Elmārs Zemgalis

Personal information
- Born: September 9, 1923 Riga, Latvia
- Died: December 8, 2014 (aged 91) United States

Chess career
- Country: Latvia United States
- Title: Grandmaster (2003)

= Elmārs Zemgalis =

American chess grandmaster (1923–2014)

Elmārs Zemgalis (9 September 1923 – 8 December 2014) was a Latvian and American chess master and mathematics professor at Highline College. He was awarded an Honorary Grandmaster title in 2003.

== Biography ==
Zemgalis started to play chess when he was eleven, eventually winning the championships of Riga and Jelgava. After the Soviet Union invaded his native Latvia for the second time in 1944, Zemgalis fled to Germany. As a Displaced Person after World War II, he played in twelve international tournaments. In 1946, he took second place, behind Wolfgang Unzicker, in Augsburg, with 13/16. In 1946, he took second place, behind Fedor Bohatirchuk, in Regensburg (Klaus Junge Memorial), with 6.5/9. In 1947, he took second place, behind Lūcijs Endzelīns in Hanau (Hermanis Matisons Memorial). In 1948, he won in Esslingen (Württemberg-ch), with 7/9. In 1949, he won in Rujtā (Württemberg-ch). In 1949, he tied for first place with Efim Bogoljubow in Oldenburg. In 1949, he tied for first place with Leonids Dreibergs in Esslingen.
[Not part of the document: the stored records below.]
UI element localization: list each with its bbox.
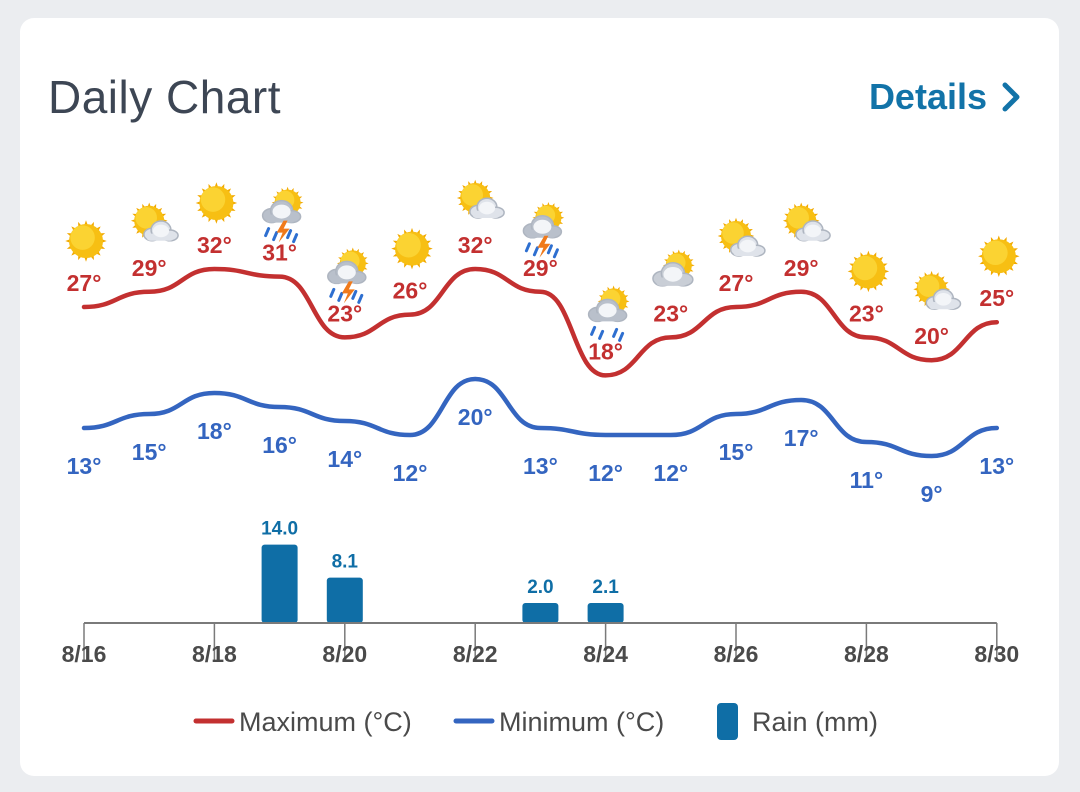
max-temp-label: 26° xyxy=(393,278,428,304)
weather-icon-sun-cloud xyxy=(456,179,505,219)
weather-icon-thunder-rain xyxy=(327,247,369,304)
weather-icon-rain xyxy=(587,285,630,342)
card-title: Daily Chart xyxy=(48,71,282,123)
x-tick-label: 8/24 xyxy=(583,641,628,667)
max-temp-label: 27° xyxy=(719,270,754,296)
weather-icon-thunder-rain xyxy=(261,186,304,244)
legend-max-label: Maximum (°C) xyxy=(239,707,412,737)
max-temp-label: 32° xyxy=(197,232,232,258)
min-temp-label: 12° xyxy=(393,460,428,486)
min-temp-label: 13° xyxy=(523,453,558,479)
x-tick-label: 8/20 xyxy=(322,641,367,667)
details-label: Details xyxy=(868,76,987,117)
legend-rain-swatch xyxy=(717,703,738,740)
legend-rain-label: Rain (mm) xyxy=(752,707,878,737)
rain-value-label: 8.1 xyxy=(332,552,359,573)
chart-legend: Maximum (°C) Minimum (°C) Rain (mm) xyxy=(193,703,878,740)
x-tick-label: 8/30 xyxy=(974,641,1019,667)
min-temp-label: 13° xyxy=(979,453,1014,479)
min-temp-line xyxy=(81,376,1000,459)
max-temp-label: 27° xyxy=(67,270,102,296)
min-temp-label: 16° xyxy=(262,432,297,458)
max-temp-label: 31° xyxy=(262,240,297,266)
max-temp-label: 32° xyxy=(458,232,493,258)
min-temp-label: 9° xyxy=(921,481,943,507)
weather-icon-sun-cloud xyxy=(130,202,179,242)
min-temp-label: 12° xyxy=(588,460,623,486)
weather-icon-sun-cloud xyxy=(782,202,831,242)
min-temp-label: 17° xyxy=(784,425,819,451)
min-temp-label: 12° xyxy=(653,460,688,486)
weather-icon-sun-cloud xyxy=(913,270,962,310)
rain-bar xyxy=(261,544,298,623)
min-temp-label: 11° xyxy=(850,467,884,493)
max-temp-label: 23° xyxy=(849,300,884,326)
min-temp-label: 13° xyxy=(67,453,102,479)
x-tick-label: 8/16 xyxy=(62,641,107,667)
max-temp-label: 23° xyxy=(653,300,688,326)
weather-icon-sun xyxy=(978,235,1020,277)
weather-icon-sun xyxy=(847,250,890,293)
weather-icon-sun xyxy=(391,227,433,270)
rain-bar xyxy=(587,603,624,623)
min-temp-label: 15° xyxy=(132,439,167,465)
x-tick-label: 8/18 xyxy=(192,641,237,667)
max-temp-label: 18° xyxy=(588,338,623,364)
max-temp-label: 29° xyxy=(132,255,167,281)
rain-value-label: 2.0 xyxy=(527,577,553,598)
min-temp-label: 20° xyxy=(458,404,493,430)
x-tick-label: 8/28 xyxy=(844,641,889,667)
max-temp-label: 29° xyxy=(784,255,819,281)
weather-icon-sun-cloud xyxy=(717,217,766,257)
rain-bar xyxy=(326,577,363,623)
rain-value-label: 14.0 xyxy=(261,519,298,540)
weather-icon-thunder-rain xyxy=(522,201,565,259)
max-temp-label: 23° xyxy=(327,300,362,326)
x-tick-label: 8/22 xyxy=(453,641,498,667)
legend-min-label: Minimum (°C) xyxy=(499,707,664,737)
details-link[interactable]: Details xyxy=(869,76,1021,118)
chevron-right-icon xyxy=(1002,82,1020,112)
max-temp-line xyxy=(81,266,1000,378)
max-temp-label: 29° xyxy=(523,255,558,281)
max-temp-label: 20° xyxy=(914,323,949,349)
x-tick-label: 8/26 xyxy=(714,641,759,667)
rain-bar xyxy=(522,603,559,623)
min-temp-label: 14° xyxy=(327,446,362,472)
min-temp-label: 15° xyxy=(719,439,754,465)
weather-icon-cloud xyxy=(652,249,695,287)
max-temp-label: 25° xyxy=(979,285,1014,311)
weather-icon-sun xyxy=(65,220,107,262)
min-temp-label: 18° xyxy=(197,418,232,444)
weather-icon-sun xyxy=(195,182,238,224)
rain-value-label: 2.1 xyxy=(592,577,619,598)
In 1951, he emigrated to the United States, where he became a mathematics professor. By 1952, Zemgalis had settled in Seattle. He was arguably the top player in the Pacific Northwest for the next fifteen years. In 1952, he won (3:1) a match against Olaf Ulvestad in Seattle. In 1953 and 1959, he won the Washington state championships. His 9–0 win in the 1953 Championship and his 6–0 win in the 1959 Championship are the only perfect score in the history of the tournament. In 1962, he won (4.5: 3.5) a match against Viktors Pupols.

William John Donaldson wrote a book on his chess career: Elmars Zemgalis: Grandmaster without the title (2001). Zemgalis was awarded the Honorary Grandmaster title by FIDE in 2003.